All of this goes on in a country where Alex Rodriguez plays baseball for $22 million a year. The average salary for a major league baseball player is up to just over $2.3 million. No doubt these millionaires, along with the rest of this country's wealthy, don't lose sleep at night on lumpy mattresses worrying about making next month's rent. The chasm, that is honestly too weak of a word, between rich and poor in this country appears to be ever-widening now. That is why we should do something that might seem radical but is sound and rational: limit earned income. We need a national maximum wage. It could be as high as a million dollars per year. Is someone going to work harder and longer because he is making $1.1 million a year as opposed to just a million dollars? The motivation money provides us tops out long before a million dollars per year, anyway. And much could be done with that money over the million-dollar mark taken from the rich.
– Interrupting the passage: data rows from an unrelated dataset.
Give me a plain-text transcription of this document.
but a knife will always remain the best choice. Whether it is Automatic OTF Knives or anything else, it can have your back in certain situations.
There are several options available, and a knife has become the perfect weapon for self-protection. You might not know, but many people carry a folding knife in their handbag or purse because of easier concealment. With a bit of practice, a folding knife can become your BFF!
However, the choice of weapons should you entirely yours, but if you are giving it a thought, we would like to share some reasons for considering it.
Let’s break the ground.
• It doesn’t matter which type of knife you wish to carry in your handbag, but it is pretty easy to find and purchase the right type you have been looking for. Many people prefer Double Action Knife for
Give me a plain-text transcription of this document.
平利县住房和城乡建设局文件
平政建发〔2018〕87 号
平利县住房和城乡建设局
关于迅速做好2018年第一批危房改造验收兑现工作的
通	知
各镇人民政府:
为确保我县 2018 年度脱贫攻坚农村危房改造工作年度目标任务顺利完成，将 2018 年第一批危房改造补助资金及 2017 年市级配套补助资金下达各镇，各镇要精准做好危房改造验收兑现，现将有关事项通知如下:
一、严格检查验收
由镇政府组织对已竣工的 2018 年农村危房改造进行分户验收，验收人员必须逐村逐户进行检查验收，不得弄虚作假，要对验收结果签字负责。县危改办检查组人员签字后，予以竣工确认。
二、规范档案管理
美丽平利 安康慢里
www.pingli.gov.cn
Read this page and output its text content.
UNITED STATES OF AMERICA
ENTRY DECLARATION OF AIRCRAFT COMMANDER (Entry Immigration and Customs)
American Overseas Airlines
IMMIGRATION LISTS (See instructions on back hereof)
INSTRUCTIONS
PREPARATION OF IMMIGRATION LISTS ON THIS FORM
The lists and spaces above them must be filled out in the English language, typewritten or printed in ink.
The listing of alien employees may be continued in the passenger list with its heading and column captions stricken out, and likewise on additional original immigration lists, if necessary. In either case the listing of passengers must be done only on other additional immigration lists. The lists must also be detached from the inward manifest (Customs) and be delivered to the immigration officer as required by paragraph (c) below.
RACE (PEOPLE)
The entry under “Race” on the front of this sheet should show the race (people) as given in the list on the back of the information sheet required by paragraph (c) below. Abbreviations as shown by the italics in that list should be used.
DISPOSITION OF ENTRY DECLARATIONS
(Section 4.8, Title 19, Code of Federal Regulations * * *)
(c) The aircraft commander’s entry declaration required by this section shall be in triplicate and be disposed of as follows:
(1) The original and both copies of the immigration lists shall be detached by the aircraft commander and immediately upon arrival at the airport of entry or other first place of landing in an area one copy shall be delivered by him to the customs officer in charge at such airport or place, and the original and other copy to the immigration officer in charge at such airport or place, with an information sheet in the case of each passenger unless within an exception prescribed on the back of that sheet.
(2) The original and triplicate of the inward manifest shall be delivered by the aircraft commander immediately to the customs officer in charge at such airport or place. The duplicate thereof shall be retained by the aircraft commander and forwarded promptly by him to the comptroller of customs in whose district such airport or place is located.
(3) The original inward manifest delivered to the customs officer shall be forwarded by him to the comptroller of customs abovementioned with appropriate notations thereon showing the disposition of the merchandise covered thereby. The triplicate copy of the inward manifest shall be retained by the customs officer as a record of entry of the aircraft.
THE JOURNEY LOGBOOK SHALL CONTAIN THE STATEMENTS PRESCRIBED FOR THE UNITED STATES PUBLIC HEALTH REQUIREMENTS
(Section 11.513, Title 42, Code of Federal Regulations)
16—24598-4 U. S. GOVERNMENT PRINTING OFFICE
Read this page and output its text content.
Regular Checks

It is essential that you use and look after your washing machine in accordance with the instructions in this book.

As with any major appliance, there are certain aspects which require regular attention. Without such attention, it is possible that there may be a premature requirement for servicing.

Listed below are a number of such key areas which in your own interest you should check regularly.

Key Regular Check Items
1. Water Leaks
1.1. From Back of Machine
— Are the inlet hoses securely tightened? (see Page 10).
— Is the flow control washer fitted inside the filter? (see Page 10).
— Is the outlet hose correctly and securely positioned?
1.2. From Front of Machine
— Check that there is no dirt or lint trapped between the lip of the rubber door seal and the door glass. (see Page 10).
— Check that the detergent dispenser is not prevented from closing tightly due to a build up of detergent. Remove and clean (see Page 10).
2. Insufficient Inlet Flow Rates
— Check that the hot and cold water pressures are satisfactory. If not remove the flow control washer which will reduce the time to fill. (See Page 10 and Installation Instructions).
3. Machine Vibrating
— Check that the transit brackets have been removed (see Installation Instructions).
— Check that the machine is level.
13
Obviously, the best thing to do with it is to give it to the people who need it most. Surely conservatives understand the value of investing in human capital. The more of that money that reaches the poor, the more of them who will rise out of their condition and contribute to the economy and society. Not only that, but limiting the rich itself is economically beneficial. It is inconceivable that Alex Rodriguez spends that $22 million efficiently. How could he? It would take a team of accountants just to explain to him where his money is. The poor spend their money much more efficiently than the rich, and limiting a person's earnings to a million dollars per year would ensure that more of the overall expenditures in this country would be done efficiently. One doesn't need a Ph.D. in Adam Smith to know the worn-out conservative lines about how taking from the rich and giving to the poor hurts our economy. But conservatives have it wrong coming and going. Limiting the rich helps; investing in the poor helps also.

Furthermore, investing in the poor is more is than this take-from-the-rich-and-give-it-to- the-poor income redistribution. In an excellent article in Social Science Review Howard Glennerster describes how the United States has gone from "targeted income transfers" in the 1970s to a much more fine-tuned approach in the 1980s and 1990s. We are also told that Medicare, Medicaid, Supplemental Security Income, unemployment compensation, workers' compensation, and Social Security have "significantly reduced the scale of poverty." Our poverty rate isn't 4%, but with more money and more attention to who gets it and for what, it certainly could be.

The tug of war for our country along this capitalist/socialist continuum has been going on for well over 100 years. And for all of that time conservatives, under one moniker or another, have kept us, compared to the rest of the world, tenaciously pulled to the right. Perhaps the only positive about the events of 9-11 is that they offered us an historic chance to take stock of just how far right we are on that continuum and do something about it. But we in this country continue to sacrifice our humanity on the alter of capitalism. We had our chance at redemption. We had our chance to sacrifice for the least among us. But nothing's changed. We are still praying to the wrong god.